Let’s start by learning how to do a line plot. An informative line plot for this data would be to plot the average APGAR score for each by gestation period. Our intution would tell us that premature babies would have a lower APGAR score. Let’s see if this is correct. To check this, we first need to calculate the mean APGAR score for each of the levels of gestation period. We use the aggregate command to do this (aggregate is similar to a pivot table in Excel):

apgar<-aggregate(APGAR5~ESTGEST,data=births,mean)

Line charts are created with the function plot(x, y, type=) where x and y are numeric vectors of (x,y) points to connect. type= can take the following values:

type description
p points
l lines
o overplotted points and lines
b, c points (empty if “c”) joined by lines
s, S stair steps
h histogram-like vertical lines
n does not produce any points or lines

The points( ) function adds information to a graph. It can not produce a graph on its own. Usually it follows a plot(x, y) command that produces a graph.

Let’s plot the APGAR data:

plot(apgar$ESTGEST,apgar$APGAR5)

plot of chunk unnamed-chunk-3

This is generally what we expect, except we see there may be some errors with the data. Note that we have one data point with a gestation of 100 weeks. This would mean that the woman carried the baby for close to 25 months, which we assume is impossible. Let’s delete this data point and replot it. We also seem to have some bad data at the lower end of the spectrum. This is saying that we have a very healthy baby born at 12 weeks of gestation. This is also impossible.

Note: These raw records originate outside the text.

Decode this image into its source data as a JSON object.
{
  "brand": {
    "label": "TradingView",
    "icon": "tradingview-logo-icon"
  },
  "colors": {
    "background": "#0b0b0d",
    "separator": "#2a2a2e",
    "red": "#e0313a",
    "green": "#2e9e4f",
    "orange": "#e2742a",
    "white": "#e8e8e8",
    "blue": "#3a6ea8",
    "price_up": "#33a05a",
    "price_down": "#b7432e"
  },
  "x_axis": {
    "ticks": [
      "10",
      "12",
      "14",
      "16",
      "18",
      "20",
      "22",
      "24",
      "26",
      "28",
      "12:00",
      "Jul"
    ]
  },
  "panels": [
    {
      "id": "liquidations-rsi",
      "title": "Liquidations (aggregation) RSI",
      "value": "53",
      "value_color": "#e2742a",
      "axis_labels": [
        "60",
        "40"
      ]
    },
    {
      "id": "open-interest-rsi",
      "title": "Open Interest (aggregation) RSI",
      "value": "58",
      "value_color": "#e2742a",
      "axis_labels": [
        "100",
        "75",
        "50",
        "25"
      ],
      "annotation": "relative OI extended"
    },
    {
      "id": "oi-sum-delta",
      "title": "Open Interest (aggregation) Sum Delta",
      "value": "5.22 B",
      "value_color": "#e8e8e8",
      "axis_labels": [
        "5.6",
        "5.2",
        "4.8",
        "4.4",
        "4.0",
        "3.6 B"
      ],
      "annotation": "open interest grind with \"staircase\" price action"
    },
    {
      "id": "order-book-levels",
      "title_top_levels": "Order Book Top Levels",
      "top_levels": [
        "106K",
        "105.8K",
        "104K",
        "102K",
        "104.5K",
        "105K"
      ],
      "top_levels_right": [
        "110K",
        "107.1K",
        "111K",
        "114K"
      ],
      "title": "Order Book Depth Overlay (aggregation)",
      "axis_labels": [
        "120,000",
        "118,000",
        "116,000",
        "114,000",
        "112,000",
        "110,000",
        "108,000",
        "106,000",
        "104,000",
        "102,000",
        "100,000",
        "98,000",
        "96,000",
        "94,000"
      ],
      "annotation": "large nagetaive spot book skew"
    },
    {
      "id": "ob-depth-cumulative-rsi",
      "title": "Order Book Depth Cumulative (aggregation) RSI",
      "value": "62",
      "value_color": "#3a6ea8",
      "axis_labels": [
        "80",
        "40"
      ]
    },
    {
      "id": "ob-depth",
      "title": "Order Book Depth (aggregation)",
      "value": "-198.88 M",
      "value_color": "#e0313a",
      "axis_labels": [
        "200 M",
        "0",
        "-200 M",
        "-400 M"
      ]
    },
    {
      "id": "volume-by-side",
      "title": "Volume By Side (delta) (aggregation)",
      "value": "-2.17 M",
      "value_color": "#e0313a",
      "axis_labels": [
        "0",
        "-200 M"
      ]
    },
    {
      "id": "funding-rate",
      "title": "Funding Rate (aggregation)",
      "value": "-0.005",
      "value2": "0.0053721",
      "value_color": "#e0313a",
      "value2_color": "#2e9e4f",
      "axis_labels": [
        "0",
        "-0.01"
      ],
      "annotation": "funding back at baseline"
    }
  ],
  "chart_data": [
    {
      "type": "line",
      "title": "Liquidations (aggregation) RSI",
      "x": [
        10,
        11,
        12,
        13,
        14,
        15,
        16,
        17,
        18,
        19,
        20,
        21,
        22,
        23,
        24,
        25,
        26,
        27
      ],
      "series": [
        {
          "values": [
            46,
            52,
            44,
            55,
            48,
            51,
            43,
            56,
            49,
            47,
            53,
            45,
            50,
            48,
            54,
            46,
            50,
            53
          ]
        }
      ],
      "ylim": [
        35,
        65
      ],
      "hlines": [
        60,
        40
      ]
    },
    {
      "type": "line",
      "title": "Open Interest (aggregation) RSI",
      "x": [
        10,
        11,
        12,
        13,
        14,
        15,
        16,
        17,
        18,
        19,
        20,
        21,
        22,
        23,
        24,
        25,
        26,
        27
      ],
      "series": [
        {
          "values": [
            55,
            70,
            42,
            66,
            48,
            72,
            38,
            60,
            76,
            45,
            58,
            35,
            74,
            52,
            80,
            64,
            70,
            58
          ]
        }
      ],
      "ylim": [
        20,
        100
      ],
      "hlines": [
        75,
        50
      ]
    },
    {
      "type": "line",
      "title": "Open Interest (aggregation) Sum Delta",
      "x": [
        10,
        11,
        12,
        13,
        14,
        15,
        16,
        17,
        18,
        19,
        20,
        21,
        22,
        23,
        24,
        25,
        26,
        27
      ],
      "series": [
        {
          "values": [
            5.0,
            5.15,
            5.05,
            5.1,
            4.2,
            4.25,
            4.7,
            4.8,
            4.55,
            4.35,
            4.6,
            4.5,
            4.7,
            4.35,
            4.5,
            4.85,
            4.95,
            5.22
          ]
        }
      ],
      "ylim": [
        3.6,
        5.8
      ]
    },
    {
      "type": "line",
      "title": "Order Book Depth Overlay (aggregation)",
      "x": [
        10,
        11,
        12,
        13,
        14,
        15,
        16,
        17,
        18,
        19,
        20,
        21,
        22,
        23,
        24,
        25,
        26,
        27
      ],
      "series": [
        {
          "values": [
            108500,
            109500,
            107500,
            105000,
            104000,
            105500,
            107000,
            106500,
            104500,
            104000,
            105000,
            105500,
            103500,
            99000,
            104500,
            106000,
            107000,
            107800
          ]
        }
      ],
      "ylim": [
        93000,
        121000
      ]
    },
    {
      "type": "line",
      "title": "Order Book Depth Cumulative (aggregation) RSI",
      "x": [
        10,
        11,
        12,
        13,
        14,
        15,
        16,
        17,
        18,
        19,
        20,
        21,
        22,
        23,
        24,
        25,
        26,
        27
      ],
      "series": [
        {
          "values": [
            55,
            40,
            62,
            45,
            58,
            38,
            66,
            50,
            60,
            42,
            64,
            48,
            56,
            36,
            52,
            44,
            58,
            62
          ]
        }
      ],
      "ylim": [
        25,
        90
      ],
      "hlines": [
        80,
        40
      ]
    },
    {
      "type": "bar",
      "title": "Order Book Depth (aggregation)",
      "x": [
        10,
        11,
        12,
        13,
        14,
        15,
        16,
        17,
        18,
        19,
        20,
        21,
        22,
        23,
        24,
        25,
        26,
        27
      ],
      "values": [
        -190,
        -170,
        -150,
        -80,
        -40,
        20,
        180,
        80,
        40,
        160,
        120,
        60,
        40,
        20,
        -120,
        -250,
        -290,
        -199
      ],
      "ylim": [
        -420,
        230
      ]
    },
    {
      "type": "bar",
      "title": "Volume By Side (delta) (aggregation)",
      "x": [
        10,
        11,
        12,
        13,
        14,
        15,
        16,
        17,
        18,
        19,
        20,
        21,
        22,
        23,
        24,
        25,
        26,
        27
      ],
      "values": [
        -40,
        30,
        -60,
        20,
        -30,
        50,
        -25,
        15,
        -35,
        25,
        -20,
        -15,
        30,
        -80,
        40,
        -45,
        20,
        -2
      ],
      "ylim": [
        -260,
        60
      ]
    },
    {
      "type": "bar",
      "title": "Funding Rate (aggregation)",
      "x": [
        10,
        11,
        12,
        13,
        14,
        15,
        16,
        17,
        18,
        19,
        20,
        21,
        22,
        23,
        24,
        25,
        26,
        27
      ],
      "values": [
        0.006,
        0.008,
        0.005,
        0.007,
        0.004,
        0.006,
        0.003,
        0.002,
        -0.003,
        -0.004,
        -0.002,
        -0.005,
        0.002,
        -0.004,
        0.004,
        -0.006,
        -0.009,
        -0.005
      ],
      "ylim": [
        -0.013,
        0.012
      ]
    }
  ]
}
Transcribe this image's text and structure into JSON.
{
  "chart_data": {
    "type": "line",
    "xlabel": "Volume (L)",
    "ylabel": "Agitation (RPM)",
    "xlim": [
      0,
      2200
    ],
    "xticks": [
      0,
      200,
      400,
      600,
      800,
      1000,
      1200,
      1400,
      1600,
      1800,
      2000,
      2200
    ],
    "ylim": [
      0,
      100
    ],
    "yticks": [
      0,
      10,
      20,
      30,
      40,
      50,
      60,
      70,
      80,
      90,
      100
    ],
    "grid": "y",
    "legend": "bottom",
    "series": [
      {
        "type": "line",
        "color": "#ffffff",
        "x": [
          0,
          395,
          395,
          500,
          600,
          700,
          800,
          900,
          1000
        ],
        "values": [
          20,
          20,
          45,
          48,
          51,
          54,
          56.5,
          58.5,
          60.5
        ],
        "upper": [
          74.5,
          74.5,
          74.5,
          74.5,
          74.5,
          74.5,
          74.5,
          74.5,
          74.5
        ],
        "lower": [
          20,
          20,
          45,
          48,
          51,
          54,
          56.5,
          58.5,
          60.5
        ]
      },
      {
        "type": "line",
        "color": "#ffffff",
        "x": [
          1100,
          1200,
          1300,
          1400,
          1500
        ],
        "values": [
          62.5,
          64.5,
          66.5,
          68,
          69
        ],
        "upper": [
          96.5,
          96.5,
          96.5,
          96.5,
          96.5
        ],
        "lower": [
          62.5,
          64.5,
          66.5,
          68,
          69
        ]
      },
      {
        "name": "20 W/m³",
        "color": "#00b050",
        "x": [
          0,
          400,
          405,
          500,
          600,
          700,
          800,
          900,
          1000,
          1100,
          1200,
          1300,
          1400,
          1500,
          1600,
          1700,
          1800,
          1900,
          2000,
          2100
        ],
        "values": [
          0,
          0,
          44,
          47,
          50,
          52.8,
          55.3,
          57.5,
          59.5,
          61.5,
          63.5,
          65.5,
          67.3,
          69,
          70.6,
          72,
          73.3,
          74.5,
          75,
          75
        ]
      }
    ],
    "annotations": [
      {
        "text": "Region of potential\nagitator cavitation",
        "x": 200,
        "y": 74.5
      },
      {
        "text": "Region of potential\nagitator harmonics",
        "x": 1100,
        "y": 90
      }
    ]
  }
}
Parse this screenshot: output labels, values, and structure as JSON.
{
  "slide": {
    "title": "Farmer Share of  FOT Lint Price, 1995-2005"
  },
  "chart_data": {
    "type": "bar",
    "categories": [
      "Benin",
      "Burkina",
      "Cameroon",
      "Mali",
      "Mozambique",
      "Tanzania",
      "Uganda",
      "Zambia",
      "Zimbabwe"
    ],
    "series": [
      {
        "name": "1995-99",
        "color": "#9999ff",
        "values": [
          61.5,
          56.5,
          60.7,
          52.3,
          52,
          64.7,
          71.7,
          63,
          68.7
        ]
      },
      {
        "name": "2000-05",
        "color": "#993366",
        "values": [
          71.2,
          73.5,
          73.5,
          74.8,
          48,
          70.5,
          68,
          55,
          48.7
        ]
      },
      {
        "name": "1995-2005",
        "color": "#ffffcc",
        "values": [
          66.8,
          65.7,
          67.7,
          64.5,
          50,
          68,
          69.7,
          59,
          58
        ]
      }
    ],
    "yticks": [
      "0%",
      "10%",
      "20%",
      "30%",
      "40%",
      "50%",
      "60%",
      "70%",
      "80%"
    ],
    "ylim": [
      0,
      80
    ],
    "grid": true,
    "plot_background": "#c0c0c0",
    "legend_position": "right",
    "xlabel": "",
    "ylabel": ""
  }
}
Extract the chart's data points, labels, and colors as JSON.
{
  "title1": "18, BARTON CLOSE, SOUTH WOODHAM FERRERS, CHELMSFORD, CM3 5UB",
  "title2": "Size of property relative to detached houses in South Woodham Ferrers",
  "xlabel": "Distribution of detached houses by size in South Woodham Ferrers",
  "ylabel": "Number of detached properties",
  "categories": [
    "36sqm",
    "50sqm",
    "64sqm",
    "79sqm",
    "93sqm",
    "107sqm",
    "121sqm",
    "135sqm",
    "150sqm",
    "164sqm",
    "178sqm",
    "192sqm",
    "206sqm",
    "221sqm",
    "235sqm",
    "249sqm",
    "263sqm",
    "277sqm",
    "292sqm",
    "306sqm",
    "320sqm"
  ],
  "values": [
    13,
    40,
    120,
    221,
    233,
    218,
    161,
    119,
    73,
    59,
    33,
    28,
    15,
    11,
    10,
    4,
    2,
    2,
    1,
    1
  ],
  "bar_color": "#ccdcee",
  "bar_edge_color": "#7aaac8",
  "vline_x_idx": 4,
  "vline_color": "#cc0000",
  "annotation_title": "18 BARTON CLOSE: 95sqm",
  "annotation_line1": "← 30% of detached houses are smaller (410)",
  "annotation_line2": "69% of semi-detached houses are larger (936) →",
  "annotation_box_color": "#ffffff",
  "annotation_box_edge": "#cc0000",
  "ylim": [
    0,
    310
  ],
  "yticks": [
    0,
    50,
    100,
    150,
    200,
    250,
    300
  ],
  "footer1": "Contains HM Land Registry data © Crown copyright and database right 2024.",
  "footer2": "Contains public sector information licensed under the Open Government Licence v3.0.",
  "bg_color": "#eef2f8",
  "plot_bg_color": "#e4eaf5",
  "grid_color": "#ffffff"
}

apgar.sub<-subset(apgar,ESTGEST<60 & ESTGEST>17)
plot(apgar.sub$ESTGEST,apgar.sub$APGAR5)

plot of chunk unnamed-chunk-4

Now let’s dress up our plot:

plot(apgar.sub$ESTGEST,apgar.sub$APGAR5,type="l",col="blue",xlab="Estimated Gestation",ylab="APGARS",main="Mean APGARS vs. Gestation")

plot of chunk unnamed-chunk-5

Now let’s explore weight gain as a function of age:

wt<-aggregate(WTGAIN~MAGER,data=births,mean)
plot(wt$MAGER,wt$WTGAIN,type="l",col="red",xlab="Age",ylab="Weight Gain",main="Weight Gain vs. Age")

plot of chunk unnamed-chunk-6

Bar Plot

Next we’ll use a barplot to explore month of birth. Remember that we use the table command inside of the barplot command:

barplot(table(births$DOB_MM))

plot of chunk unnamed-chunk-7

Looks like we have a peak in late summer. Let’s dress ths plot up a bit:

barplot(table(births$DOB_MM),col=rainbow(12),main="Number of Births by Month")

plot of chunk unnamed-chunk-8

Note that the rainbow(12) command grabs 12 colors from a rainbow palette. A similar palette is the heat.colors palette:

barplot(table(births$DOB_MM),col=heat.colors(12),main="Number of Births by Month")

plot of chunk unnamed-chunk-9

Now let’s see if births happen a certain day of the week:

barplot(table(births$DOB_WK),col=rainbow(12),main="Number of Births by Month")

plot of chunk unnamed-chunk-10

It looks like babies are generally not born on weekends.

Pie Plot

Here’s how to make a pie plot of the gender of the newborn babies:

pie(table(births$SEX),main="Gender of Newborn",col=c("red","blue"))